The puritan complaint in 1584 that “three parts at least of the people” were still “wedded to their old superstition” was probably an accurate perception. But time, as well as authority, was on the side of reform. In 1584 a man needed to be nearly seventy to remember clearly the days when old ways had seemed securely traditional. In the meantime the resonances of the English prose of Cranmer’s prayer books and of the Great Bible’s translation of scripture had been nursing new loyalties, which aided the development over time of a new Anglican angle of vision on what the beauty of holiness could mean.

Eamon Duffy’s analysis, in his richly detailed book, of what happened at the Reformation to the religion of the laity of England for me carries conviction. It rests heavily on his assumption that pragmatism was a governing consideration in the ecclesiastical conduct of Tudor lay folk; that, reluctant as they may have been, they saw the wisdom of bowing to royal injunctions with power behind them in matters of externals—and so bowed, putting aside their often real nostalgia for old ways. This seems a sure perception about the way that lay folk are likely to react in the face of orders about the externals of their religion.

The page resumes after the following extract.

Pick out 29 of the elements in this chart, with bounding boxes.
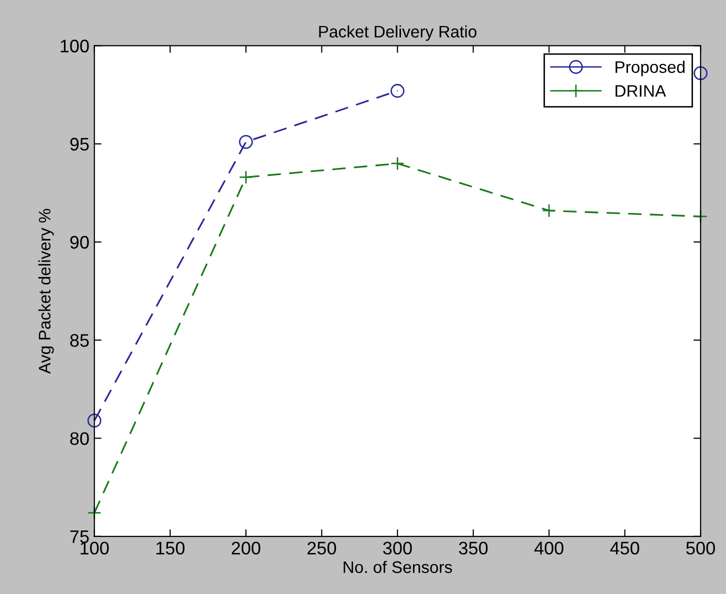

Ironically, this is at the same time the grounds for my single reservation about this splendid study, which concerns not its conclusions but its balance. So vivid is Duffy’s evocation of the traditional religion of the laity of the pre-Reformation age and so sensitive is he in his empathy with their piety that it is easy to mistake him to be implying that the English people of the fifteenth century were somehow more pious and less pragmatic than their Tudor descendants. Of course they were not. As anyone who has had any scholarly acquaintance with their secular dealings with one another knows well, they were as practical and worldly as any other generation. As William Langland wrote in Richard II’s reign, “The most part of the people who live and die on this earth find all that they value in this world and desire no better; they have no thought of another heaven.” If the world beyond the grave had not been to the men of his day, just as much as to those of Shakespeare’s, “an undiscovered country,” the protestant attack on the purgatorial belief that colored so much of late medieval religion could not have carried so much before it as easily as it did.

Duffy says a little too much for a strictly even balance about the heart-warming aspects of the piety of the late medieval age, too little of its coolnesses. He says a little too much about the heart-chilling aspects of reform, and too little about the new insights of the reformers. But that slight imbalance is only a consequence of the range and originality of his book; he has concentrated on the things that most need saying. We protestants (I speak for myself here) do need reminding from time to time that Chesterton’s indignant cry against the sixteenth-century reform, “And Christian hateth Mary that God kissed in Galilee,” has more to it than Edwardian religious neo-Romanticism; it contains an uncomfortably accurate historical perception.